Em princípio, parece que se a lei permite a cumulação de pedidos conforme o previsto no artigo 24º da CPAC, não se vê razão para obstar a intervenção da RAEM na mesma causa, juntamente com o autor do acto de cujo recurso contencioso se interpõe.
No entanto, salvo melhor opinião, entendemos que antes disso, há-de apreciar se este TSI tem competência para julgar o pedido cumulado. Se não a havendo, não se vislumbra fundamento nem utilidade para se autorizar a intervenção da RAEM.
Ora nos autos, a recorrente pede a anulação do acto praticado por Sua Excelência o Chefe do Executivo que decidiu adjudicar uma obra pública ao contra-interessado, e pede posteriormente que seja autorizada a intervenção da RAEM para figurar como Ré quanto ao pedido de indemnização por perdas e danos traduzidos nos lucros que deixaria de receber caso lhe fosse adjudicada a obra.

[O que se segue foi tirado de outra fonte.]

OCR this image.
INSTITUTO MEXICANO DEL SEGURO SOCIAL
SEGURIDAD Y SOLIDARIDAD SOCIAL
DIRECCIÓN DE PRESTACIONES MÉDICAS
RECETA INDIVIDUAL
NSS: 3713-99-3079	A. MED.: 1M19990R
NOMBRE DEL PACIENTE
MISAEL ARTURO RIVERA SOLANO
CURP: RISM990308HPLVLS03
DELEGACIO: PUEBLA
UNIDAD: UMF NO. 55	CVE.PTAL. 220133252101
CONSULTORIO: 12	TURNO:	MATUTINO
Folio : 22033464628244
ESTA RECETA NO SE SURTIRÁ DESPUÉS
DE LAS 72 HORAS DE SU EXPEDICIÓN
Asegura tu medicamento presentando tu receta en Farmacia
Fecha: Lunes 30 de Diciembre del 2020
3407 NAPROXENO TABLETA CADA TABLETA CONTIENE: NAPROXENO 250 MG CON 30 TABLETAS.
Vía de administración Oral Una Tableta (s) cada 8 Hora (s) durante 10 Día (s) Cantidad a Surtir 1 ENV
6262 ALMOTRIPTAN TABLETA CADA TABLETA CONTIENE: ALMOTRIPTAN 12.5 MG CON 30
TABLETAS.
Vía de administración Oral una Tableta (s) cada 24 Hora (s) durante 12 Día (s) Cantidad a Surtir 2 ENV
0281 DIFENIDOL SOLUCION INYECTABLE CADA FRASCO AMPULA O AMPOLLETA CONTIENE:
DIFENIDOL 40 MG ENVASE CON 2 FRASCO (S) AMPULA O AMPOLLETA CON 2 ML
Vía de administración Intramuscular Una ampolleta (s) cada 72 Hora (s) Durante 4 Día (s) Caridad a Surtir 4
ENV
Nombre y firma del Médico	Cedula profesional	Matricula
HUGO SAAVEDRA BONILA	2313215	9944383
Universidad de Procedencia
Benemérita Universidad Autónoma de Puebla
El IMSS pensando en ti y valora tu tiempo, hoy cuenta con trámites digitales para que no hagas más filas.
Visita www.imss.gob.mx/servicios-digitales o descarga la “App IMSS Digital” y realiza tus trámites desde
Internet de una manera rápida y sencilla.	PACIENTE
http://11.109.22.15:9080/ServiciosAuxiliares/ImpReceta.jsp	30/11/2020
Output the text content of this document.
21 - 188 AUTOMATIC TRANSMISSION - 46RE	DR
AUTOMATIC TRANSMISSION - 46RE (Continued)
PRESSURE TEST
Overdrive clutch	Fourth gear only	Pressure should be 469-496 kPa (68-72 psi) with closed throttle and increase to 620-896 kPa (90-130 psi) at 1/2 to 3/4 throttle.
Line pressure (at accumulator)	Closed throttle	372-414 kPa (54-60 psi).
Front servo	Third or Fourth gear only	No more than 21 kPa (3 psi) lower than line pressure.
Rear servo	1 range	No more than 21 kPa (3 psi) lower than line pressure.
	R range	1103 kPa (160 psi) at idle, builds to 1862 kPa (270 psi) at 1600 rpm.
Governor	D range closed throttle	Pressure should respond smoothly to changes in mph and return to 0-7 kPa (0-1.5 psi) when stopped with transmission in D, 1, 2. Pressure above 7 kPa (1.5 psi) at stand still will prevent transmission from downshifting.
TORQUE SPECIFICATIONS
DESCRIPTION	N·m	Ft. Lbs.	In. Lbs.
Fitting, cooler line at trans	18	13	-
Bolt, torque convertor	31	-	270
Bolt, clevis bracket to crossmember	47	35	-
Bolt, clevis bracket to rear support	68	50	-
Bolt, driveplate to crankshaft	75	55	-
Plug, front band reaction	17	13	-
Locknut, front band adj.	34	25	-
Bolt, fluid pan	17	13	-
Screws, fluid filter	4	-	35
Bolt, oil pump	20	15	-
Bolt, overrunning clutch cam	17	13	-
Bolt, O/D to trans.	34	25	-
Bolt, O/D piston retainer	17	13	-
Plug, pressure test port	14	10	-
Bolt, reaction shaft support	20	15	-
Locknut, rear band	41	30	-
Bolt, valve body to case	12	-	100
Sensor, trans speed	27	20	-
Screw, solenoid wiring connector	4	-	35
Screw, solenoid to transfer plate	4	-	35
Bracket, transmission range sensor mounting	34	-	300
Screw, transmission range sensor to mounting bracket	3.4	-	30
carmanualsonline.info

De acordo com as normas previstas na Lei de Bases da Organização Judiciária, compete ao Tribunal de Segunda Instância julgar em primeira instância recursos dos actos administrativos ou em matéria administrativa praticados por Chefe do Executivo (artigo 36º, nº 3, alínea 8) da LBOJM), enquanto é da competência do Tribunal Administrativo julgar as acções sobre contratos administrativos (artigo 30º, nº 1, alínea 3)III da LBOJM).
O Venerando TUI já teve oportunidade de se pronunciar sobre uma situação semelhante (Acórdão proferido no âmbito do recurso com fundamento em oposição de acórdãos - Processo nº 126/2014), destacando-se o seguinte:
“Como é sabido, a distribuição de competência entre vários tribunais em razão da hierarquia e da matéria é uma questão de ordem pública, prevista na Lei de Bases da Organização Judiciária, cujas regras não podem ser derrogadas sem norma expressa, por estar em causa um princípio de ordem pública.
Por outro lado, não resulta do art.º 24.º do CPAC que seja possível a cumulação quando a competência para os dois meios processuais caiba a tribunais diversos.
(…)
A razão de ser desta norma é semelhante à do n.º 3 do art.º 113.º do CPAC, permitindo a cumulação de pedidos por razões de economia processual, operada no âmbito do recurso contencioso.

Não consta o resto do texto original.